I would like to test the impact of randomly resetting (re-initializing) certain neurons during training, in a Pytorch-based model with a number of linear layers like this:
class Net(nn.Module): def __init__(self): super(Net, self).__init__() self.linear1 = nn.Linear(D, M) self.linear2 = nn.Linear(M, M) self.linear3 = nn.Linear(M, M) self.linear4 = nn.Linear(M, K) def forward(self, x): x = F.relu(self.linear1(x)) x = F.relu(self.linear2(x)) x = F.relu(self.linear3(x)) x = self.linear4(x) x = F.log_softmax(x, dim=1) return x
Ideally, I would like to implement a function/code snippet that resets the weights of 1 or more random neurons in each layer at the start of each epoch. The idea is that each neuron has a small probability of being re-initialized each epoch, to see what the effects are on performance in general, as well as on common issues such as dying relu’s and vanishing gradients for sigm and tanh.

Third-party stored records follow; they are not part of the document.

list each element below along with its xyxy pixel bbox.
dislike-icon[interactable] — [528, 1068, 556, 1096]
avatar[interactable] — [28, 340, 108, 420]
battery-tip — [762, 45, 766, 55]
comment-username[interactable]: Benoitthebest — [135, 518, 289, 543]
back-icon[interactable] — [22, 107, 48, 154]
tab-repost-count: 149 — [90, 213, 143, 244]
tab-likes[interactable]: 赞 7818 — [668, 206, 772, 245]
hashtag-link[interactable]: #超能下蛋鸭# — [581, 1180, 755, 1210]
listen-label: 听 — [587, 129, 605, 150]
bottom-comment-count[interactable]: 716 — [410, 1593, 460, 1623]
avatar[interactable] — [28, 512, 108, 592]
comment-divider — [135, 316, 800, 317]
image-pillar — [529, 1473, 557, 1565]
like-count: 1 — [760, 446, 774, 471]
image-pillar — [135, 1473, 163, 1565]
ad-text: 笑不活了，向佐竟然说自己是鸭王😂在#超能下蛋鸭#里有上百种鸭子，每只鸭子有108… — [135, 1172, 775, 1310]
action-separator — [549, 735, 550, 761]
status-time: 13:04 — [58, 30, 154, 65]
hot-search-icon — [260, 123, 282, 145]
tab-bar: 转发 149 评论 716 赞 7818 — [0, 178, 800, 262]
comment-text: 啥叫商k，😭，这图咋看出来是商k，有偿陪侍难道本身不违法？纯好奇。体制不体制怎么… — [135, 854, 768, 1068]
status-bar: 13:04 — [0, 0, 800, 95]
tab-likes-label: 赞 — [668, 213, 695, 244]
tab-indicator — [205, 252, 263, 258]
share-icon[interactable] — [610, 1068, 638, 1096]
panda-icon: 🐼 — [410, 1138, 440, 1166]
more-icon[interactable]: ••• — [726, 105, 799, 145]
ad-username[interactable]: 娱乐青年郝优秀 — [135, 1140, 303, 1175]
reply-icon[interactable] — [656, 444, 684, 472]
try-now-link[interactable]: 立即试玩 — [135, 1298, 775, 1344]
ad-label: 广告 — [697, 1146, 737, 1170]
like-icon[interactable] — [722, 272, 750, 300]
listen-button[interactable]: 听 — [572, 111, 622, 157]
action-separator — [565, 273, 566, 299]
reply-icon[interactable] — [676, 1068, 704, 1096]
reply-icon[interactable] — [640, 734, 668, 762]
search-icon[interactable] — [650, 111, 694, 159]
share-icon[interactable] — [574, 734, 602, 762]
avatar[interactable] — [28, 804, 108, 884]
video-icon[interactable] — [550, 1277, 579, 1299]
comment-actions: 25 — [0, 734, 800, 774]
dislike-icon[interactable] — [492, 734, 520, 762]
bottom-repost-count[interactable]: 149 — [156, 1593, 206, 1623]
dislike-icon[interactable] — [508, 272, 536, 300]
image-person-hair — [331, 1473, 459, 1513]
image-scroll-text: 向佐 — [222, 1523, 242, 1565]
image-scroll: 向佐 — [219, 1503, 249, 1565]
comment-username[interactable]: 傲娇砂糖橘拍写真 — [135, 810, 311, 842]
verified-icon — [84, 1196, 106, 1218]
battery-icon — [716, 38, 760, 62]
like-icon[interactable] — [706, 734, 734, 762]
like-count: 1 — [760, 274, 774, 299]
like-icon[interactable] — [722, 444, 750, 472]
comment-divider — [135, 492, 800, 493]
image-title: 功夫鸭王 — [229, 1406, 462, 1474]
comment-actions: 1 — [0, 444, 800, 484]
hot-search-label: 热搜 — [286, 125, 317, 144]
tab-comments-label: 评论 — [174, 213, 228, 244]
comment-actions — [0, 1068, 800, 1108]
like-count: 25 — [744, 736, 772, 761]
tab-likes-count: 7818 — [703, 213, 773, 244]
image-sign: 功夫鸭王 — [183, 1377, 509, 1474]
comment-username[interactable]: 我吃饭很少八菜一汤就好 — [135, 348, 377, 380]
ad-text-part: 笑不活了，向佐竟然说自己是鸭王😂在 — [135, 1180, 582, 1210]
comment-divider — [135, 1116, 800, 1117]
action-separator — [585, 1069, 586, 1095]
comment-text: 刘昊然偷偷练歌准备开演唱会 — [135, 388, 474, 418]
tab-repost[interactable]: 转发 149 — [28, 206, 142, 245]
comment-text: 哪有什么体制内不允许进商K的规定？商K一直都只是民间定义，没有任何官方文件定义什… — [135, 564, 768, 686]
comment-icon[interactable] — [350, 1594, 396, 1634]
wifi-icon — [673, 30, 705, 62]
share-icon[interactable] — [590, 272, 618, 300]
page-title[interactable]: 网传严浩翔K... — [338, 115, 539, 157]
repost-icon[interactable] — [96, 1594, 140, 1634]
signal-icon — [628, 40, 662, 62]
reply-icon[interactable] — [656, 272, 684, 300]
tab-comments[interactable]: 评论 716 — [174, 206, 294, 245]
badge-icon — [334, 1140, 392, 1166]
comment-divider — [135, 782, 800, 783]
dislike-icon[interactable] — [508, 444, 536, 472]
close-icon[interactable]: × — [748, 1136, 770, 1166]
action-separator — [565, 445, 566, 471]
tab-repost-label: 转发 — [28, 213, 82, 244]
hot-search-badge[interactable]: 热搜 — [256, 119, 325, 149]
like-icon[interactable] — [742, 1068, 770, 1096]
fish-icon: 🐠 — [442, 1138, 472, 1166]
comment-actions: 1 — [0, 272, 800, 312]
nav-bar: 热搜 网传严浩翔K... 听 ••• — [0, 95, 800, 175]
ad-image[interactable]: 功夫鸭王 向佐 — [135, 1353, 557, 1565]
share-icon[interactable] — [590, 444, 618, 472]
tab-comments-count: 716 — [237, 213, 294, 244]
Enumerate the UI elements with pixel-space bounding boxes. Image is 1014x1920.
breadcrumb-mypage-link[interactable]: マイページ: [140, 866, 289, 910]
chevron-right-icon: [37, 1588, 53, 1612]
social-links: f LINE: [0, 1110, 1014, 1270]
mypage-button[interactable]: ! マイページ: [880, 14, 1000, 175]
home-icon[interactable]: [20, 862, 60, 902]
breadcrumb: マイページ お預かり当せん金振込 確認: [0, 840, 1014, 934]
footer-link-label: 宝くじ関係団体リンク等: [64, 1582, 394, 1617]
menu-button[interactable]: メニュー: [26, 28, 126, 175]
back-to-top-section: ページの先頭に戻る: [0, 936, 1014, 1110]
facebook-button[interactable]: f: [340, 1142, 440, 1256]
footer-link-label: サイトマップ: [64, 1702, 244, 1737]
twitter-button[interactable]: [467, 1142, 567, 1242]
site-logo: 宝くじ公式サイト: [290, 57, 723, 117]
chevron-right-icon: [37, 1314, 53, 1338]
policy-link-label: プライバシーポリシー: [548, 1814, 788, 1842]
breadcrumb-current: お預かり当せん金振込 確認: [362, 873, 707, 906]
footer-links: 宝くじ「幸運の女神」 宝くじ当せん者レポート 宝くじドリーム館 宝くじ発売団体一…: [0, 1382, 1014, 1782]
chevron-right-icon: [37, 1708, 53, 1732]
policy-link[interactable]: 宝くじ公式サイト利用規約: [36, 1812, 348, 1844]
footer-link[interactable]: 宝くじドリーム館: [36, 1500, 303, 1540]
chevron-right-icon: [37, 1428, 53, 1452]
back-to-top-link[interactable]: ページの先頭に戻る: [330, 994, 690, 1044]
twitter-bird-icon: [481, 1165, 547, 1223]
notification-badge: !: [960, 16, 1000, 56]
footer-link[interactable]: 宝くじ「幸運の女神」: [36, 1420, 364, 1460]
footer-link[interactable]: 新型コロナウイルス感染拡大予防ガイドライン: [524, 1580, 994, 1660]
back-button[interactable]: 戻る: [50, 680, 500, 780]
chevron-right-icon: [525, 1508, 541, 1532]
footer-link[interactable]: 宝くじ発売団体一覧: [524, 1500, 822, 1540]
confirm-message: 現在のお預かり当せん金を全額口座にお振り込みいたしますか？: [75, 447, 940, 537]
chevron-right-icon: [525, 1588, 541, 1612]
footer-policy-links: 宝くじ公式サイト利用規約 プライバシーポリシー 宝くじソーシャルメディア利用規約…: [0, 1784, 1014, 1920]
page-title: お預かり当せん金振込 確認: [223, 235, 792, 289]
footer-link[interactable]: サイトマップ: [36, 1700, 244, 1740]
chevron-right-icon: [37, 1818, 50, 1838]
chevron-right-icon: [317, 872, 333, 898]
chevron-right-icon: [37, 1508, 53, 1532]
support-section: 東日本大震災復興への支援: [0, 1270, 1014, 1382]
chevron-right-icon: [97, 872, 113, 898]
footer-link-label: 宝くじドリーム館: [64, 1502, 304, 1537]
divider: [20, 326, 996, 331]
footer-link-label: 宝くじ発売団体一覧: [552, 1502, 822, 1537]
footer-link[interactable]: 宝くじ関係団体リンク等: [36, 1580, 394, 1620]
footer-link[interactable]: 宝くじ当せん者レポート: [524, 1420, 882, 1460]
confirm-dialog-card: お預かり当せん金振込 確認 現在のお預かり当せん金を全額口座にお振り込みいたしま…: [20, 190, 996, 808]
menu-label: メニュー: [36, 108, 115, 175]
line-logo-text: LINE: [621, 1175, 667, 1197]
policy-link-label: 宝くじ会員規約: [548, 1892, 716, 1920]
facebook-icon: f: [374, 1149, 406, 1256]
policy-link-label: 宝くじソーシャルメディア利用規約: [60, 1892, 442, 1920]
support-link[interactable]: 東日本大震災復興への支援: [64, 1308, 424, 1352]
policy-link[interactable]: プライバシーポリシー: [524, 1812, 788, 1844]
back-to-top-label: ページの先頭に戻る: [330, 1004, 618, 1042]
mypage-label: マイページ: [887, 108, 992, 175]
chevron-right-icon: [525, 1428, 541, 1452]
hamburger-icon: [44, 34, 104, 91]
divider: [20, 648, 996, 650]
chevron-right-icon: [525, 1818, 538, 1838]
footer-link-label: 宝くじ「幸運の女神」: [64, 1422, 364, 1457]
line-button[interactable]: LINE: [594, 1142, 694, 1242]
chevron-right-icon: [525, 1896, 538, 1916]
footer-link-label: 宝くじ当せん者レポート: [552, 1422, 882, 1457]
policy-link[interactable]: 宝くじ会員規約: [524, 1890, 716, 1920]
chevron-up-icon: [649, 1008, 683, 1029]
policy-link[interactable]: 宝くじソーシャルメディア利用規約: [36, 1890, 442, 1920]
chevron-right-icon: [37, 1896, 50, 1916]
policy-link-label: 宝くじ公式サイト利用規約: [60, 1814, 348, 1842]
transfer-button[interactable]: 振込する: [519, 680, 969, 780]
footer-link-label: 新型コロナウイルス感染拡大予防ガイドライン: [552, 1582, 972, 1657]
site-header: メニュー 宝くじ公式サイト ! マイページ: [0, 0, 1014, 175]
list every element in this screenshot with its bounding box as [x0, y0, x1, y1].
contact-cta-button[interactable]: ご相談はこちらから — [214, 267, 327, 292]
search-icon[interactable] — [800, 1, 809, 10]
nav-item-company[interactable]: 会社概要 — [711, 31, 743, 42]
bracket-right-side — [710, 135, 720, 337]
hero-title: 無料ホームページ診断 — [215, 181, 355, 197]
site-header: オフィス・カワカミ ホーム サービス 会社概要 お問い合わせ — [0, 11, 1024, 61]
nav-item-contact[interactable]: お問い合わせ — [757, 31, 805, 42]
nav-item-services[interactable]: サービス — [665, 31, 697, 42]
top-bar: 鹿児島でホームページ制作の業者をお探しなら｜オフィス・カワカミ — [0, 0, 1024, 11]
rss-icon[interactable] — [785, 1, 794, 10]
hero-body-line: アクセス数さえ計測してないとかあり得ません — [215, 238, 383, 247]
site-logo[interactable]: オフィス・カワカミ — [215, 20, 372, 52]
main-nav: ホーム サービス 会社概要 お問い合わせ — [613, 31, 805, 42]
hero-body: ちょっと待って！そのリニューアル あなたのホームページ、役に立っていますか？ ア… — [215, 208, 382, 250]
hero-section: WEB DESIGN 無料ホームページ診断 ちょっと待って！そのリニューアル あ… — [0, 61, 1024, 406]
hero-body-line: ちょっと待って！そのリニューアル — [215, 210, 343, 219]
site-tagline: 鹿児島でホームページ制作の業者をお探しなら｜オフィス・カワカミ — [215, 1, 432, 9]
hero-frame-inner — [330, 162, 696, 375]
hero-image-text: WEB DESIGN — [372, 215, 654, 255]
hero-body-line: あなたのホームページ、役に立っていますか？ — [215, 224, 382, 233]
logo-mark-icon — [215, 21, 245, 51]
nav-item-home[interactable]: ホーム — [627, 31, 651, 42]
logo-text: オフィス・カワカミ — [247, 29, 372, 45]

In other words: instead of a single epoch dropout, you’d have a permanent replacement of an existing neuron with a ‘fresh’ new trainable neuron.
I tried implementing this via calls to parameters or state_dict, but so far I only get permission and anomaly errors when trying this. I’m also not sure whether this should be implemented in the module itself or in the training part.
Any suggestions would be highly welcome!